Plans to roll out 5,000 extra hospital beds and 800 new ambulances in England, among other measures, were announced in a joint Government and NHS England two-year blueprint last week.
The measures are being backed by £1bn investment in hope of easing some of the huge challenges facing the NHS.
Richard Beeken, chairman of the Black Country Urgent and Emergency Care Board, said it means dozens of extra hospital beds could open in the region, providing they can be staffed safely.
"In the main, it will give us the green light to take the beds which open temporarily and make them more permanent, providing we can staff them.
"It is about an extra ward's worth of beds – around 25 – for every hospital in the Black Country."

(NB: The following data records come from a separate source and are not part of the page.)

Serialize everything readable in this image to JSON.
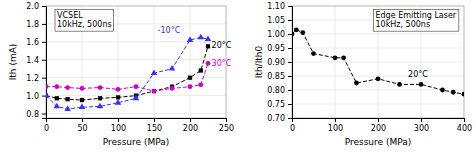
{
  "chart_data": [
    {
      "type": "line",
      "title": "VCSEL\n10kHz, 500ns",
      "x_label": "Pressure (MPa)",
      "y_label": "Ith (mA)",
      "xlim": [
        0,
        250
      ],
      "ylim": [
        0.75,
        2.0
      ],
      "xticks": [
        0,
        50,
        100,
        150,
        200,
        250
      ],
      "yticks": [
        0.8,
        {
          "value": 1.0,
          "label": "1.0"
        },
        1.2,
        1.4,
        1.6,
        1.8,
        {
          "value": 2.0,
          "label": "2.0"
        }
      ],
      "grid": true,
      "series": [
        {
          "color": "#000000",
          "marker": "square",
          "line_style": "dashed",
          "x": [
            0,
            15,
            30,
            50,
            75,
            100,
            125,
            150,
            175,
            200,
            215,
            225
          ],
          "values": [
            1.0,
            0.97,
            0.96,
            0.95,
            0.97,
            0.98,
            1.0,
            1.05,
            1.1,
            1.2,
            1.28,
            1.55
          ]
        },
        {
          "color": "#3333ff",
          "marker": "triangle",
          "line_style": "dashed",
          "x": [
            0,
            15,
            30,
            50,
            75,
            100,
            125,
            150,
            175,
            200,
            215,
            225
          ],
          "values": [
            1.0,
            0.88,
            0.85,
            0.87,
            0.88,
            0.92,
            0.97,
            1.25,
            1.3,
            1.62,
            1.65,
            1.63
          ]
        },
        {
          "color": "#cc00cc",
          "marker": "circle",
          "line_style": "dashed",
          "x": [
            0,
            15,
            30,
            50,
            75,
            100,
            125,
            150,
            175,
            200,
            215,
            225
          ],
          "values": [
            1.1,
            1.1,
            1.09,
            1.08,
            1.09,
            1.07,
            1.1,
            1.05,
            1.08,
            1.1,
            1.12,
            1.36
          ]
        }
      ],
      "annotations": [
        {
          "text": "20°C",
          "x": 230,
          "y": 1.53,
          "color": "#000000"
        },
        {
          "text": "-10°C",
          "x": 155,
          "y": 1.7,
          "color": "#3333ff"
        },
        {
          "text": "30°C",
          "x": 230,
          "y": 1.33,
          "color": "#cc00cc"
        }
      ]
    },
    {
      "type": "line",
      "title": "Edge Emitting Laser\n10kHz, 500ns",
      "x_label": "Pressure (MPa)",
      "y_label": "Ith/Ith0",
      "xlim": [
        0,
        400
      ],
      "ylim": [
        0.7,
        1.1
      ],
      "xticks": [
        0,
        100,
        200,
        300,
        400
      ],
      "yticks": [
        {
          "value": 0.7,
          "label": "0.70"
        },
        0.75,
        {
          "value": 0.8,
          "label": "0.80"
        },
        0.85,
        {
          "value": 0.9,
          "label": "0.90"
        },
        0.95,
        {
          "value": 1.0,
          "label": "1.00"
        },
        1.05,
        {
          "value": 1.1,
          "label": "1.10"
        }
      ],
      "grid": true,
      "series": [
        {
          "color": "#000000",
          "marker": "circle",
          "line_style": "dashed",
          "x": [
            0,
            10,
            25,
            50,
            100,
            120,
            150,
            200,
            250,
            300,
            350,
            375,
            400
          ],
          "values": [
            1.0,
            1.015,
            1.005,
            0.93,
            0.915,
            0.915,
            0.825,
            0.84,
            0.82,
            0.82,
            0.8,
            0.792,
            0.785
          ]
        }
      ],
      "annotations": [
        {
          "text": "20°C",
          "x": 270,
          "y": 0.845,
          "color": "#000000"
        }
      ]
    }
  ]
}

Mr Beeken, who is also chief executive of Sandwell and West Birmingham NHS Trust, said a new modular building is also being built at Sandwell Hospital which will house a same day emergency care (SDEC) unit.
The new facility could allow up to 30 people a day to avoid an overnight hospital stay, he said.
The unit, which will be run by senior doctors and allow patients to be assessed, diagnosed and start treatment on the same day, aims to be up and running by late February or early March.
"It will reduce the pressure on inpatient beds," said Mr Beeken.
"The hospital already has a SDEC unit but it is tiny. There's a restricted number of patients we can put through there.
"This will give us more capacity and allow the patients to have a better experience."
There are also plans to expand the use of 'virtual wards' in the Black Country, where patients with certain conditions can receive care in their own home through video calls and tech devices to help them self-monitor and remotely report back their own vitals.
Senior and specialist nursing staff are also being recruited to support those plans, Mr Beeken said.
Dudley’s pilot virtual children’s ward was a national first and has since been rolled out to all other Black Country trusts.
It comes after hospitals in the region have seen huge demand this winter.
An Express & Star investigation recently revealed the full extent of the NHS crisis through the eyes of those who work in it.
It featured frontline staff speaking about the intense strain of working in a system broken by unmanageable demand – with one senior doctor describing an emergency department as being "like a warzone".
Speaking about the pressures, Mr Beeken said: "There's been a big increase in people walking in to the emergency departments, that's not just Sandwell – it's the Black Country as a whole.
"We've seen patients who do need admitting, they tend to be more sick than we've seen before.
"We've seen problems with discharging patients from hospital get that bit worse."
The problems have led to large numbers of patients waiting in A&E units, causing delays in ambulance crews being able to handover patients.
"It completely congests the system," he said.
"I've been in the service a long time and I've never seen it like this before.
"This winter has been truly awful."
Although, he said pressures have been easing recently, earlier than usual for this time of year.
"We don't know what is driving that," he added.
"Flu and Covid infection rates are coming down which is helping to make things calmer.
"But we worry some people aren't accessing care that should be.
"I would always say if you are unwell you need to access healthcare.
"Don't shy away from coming to hospital. You might have to wait longer than five years ago but that doesn't mean you won't get the treatment you need."
Health leaders from across the hospital, primary care and community sectors have been working together to stand up a wide range of new ways of working, all aimed at supporting the NHS to help patients during the winter months.
These have included having a system control centre that monitors demand on urgent care services across the Black Country in real time and supports NHS trusts to help each other during times of peak pressure.
Bosses said there had been updated configurations in hospitals to improve patient flow, including a new ambulance receiving centre in Wolverhampton and a dedicated discharge hub in Sandwell.
Dedicated community hubs are also offering same day, face-to-face GP appointments for children and young people with respiratory symptoms.
The pilot hub in Sandwell saw more than 9,000 patients in its first year and was able to add extra capacity to support worried parents during the recent rise in Strep A infections.
Mr Beeken added: “The NHS and our partners across the system were in no doubt that this was set to be our most challenging winter yet, but it is our duty to work together to ensure we continue to deliver the best services we can for local people.
“I am proud of how our staff across the Black Country have stepped up to see us all through this pressured period – from those who devised and embedded innovations that have fundamentally improved how we deliver urgent care, through to those working flat out on the front lines providing compassion and quality care to patients needing our services.
"However, we recognise that some patients are waiting for longer than we would want, and we apologise for this.”
Jonathan Fellows, chairman of NHS Black Country Integrated Care Board, said: “This has been a tough winter – we have seen hundreds hospitalised by aggressive strains of the flu, a major cold snap that impacted the health of some of our most vulnerable citizens, a surge in Strep A infections in children that was very worrying for parents and carers, and all while Covid-19 was still circulating in the community.
“I want to thank all our NHS staff for their hard work this winter, as well as the local people who are supporting us at this time by using our services appropriately.
"The NHS is very much open and here for you, so if you are worried about anything please don’t hesitate to come forward – use NHS 111 online in the first instance to get fast advice and ensure you’re seen by the right expert at the right time.”